“PHOTOGRAPHS and memories, Christmas cards you sent to me, all that I have are these, to remember you,” thus goes the song of the late folk singer, Jim Croce.
This may be so “burgis” to the grieving patriots and ‘national democrats’ (NDs) all over the land, but those lines probably best describe the mixed feelings I have these days over the passing of CPP spokesman, Gregorio “Ka Roger” Rosal.
The CPP, on Sunday, finally confirmed that Ka Roger, aged 64, had died by heart attack last June 22 inside an undisclosed guerrilla zone.
That we spent some good times and memorable days together are indeed borne by those photographs I managed to save, the risks to life and limb, notwithstanding.
There were Christmas cards too that he and the other “boss tsip” of the STRPC regularly sent to me over the years coinciding with the CPP anniversary every December 26. As for the memories, below are a few of them that I am sharing with you, dear readers.
Our first “group photo” (with two other reporters whom I brought along with me) was taken in 1990 during an interview at their lair in the Sierra Madre, between the boundary of Laguna and Quezon.
Aber, kasamang JP Lopez ng Malaya, over two decades have passed, yet that “photo ops” was still fresh in my mind.
Sa sobrang tuwa kasi ng isang reporter na makunan ng litrato kasama si Ka Roger, nadapa, at ’yung dulo ng hawak niyang AK-47, na “props” sa litrato, tumama sa gulugod ni Ka Roger! ’Yun ang paliwanag kung bakit “mapakla” ang ngiti ni “Tatang” sa litrato — dahil sa tinitiis na sakit, hahaha!
The next decade, between 2000 and 2006, I probably visited him about 20 times, the longest one in December 2005 when I stayed for about a week to celebrate the New Year with him and other “comrades.” Naturally, these visits resulted into more photographs and more memories.
If this is a record of sorts for the most number of visits to Ka Roger by any journalist, I cannot say. Admittedly though, I enjoyed the news scoop and the thrill that always go with that sort of once-in-a-lifetime opportunity and adventure.

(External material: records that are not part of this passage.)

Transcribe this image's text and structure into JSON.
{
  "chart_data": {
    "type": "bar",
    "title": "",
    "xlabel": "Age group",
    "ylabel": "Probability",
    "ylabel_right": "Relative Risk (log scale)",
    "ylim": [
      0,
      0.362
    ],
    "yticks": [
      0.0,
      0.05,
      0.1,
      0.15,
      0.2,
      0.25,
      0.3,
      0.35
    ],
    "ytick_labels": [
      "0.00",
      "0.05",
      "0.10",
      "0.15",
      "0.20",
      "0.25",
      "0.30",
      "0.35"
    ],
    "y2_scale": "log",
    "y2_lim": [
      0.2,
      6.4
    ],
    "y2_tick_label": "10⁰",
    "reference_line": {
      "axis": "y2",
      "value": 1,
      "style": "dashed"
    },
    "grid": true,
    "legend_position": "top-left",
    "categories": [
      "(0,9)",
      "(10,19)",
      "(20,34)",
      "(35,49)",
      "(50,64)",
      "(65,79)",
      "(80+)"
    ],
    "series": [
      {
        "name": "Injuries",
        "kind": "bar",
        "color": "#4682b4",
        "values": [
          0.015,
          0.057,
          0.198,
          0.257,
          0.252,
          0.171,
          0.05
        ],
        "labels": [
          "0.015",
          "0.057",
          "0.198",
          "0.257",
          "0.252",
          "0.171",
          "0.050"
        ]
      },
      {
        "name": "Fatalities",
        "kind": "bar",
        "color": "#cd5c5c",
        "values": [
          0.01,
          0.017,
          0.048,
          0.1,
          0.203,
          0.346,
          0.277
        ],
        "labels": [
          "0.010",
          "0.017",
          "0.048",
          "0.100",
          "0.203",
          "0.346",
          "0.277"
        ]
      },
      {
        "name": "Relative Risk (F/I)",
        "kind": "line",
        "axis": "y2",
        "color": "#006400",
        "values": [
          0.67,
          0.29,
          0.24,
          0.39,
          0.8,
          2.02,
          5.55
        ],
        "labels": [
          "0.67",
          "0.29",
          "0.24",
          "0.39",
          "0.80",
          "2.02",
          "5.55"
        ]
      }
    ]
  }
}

To spend times with the country’s most wanted man is an experience that also gives one a better insight as to why ordinary people like him finally found the courage to take up arms and challenge the combined might of the government and U.S. Imperialism.
Ka Roger never finished college although he briefly studied at the Guzman Institute in Quiapo, so he told me. Yet, there was never any doubt his effectiveness as a spokesman and as “poster boy” of the Philippine communist revolution.
He was always abreast with the news, showbiz “tsismis” included. Always slung over his shoulder was a portable radio transceiver so he can always monitor the news, 24/7.
I even gifted him with a similar Sony portable radio when his own broke down. Heck, he never told me the small, 5-band radio would cost me some P8,000!
Among the witty remarks of Ka Roger that I remember he uttered was sometime in 2003 when I asked him why the NPA is only blowing up the cell sites of Globe Philippines over its refusal to pay “revolutionary tax.” He said: “Hindi kasi sila ‘smart!’ Hehehe!
Several days after my last visit to him in January 2006, he called me up to say that his beloved mother finally died. “Ka Paul, namatay na ang nanay ko,” he sadly informed me.
“Ganun ba, bosing, condolence… maghihiganti ba tayo,” I asked.
“Hindi! Sa sakit siya namatay,” he corrected. He then inquired if I could go to their house in Ibaan, Batangas, to pay my respect and to check on his family.
I readily agreed, taking along with me the flowers and cans of biscuits sent by then Calabarzon regional police chief of staff, Aaron Deocares Fidel. “It’s the least we can do to express our condolence and sympathy,” Fidel said when I passed by the regional police camp on my way to Ibaan.
Afterwards, Ka Roger called me up again. “Anong balita? Kumusta sa bahay?” he inquired. “Ayos naman bosing, may nakilala ako ‘dun, magandang bata.”
“Talaga? Sinong kamukha, kamukha ng tatay ano?” To which I replied jokingly: “Bosing, kamukha siyempre ng nanay! Isipin mo naman kung naging kamukha ng tatay, kawawa ‘yung bata, hahaha!”
That’s how human and “ordinary” Ka Roger was. In the flesh, he was just like anyone of us, cracking jokes, worrying about his family.
And yet, he is more than anyone of us. For only those who have principles made of solid steel and who have found the inner calm to sacrifice everything they have in life for the sake of a greater calling — social emancipation — can behave that way.
I could go on and on but for now, I again pay my respect to Ka Roger, an ordinary man who ended up living a truly extraordinary life.
Tuloy ang laban para sa isang tunay na malaya at masaganang Pilipinas!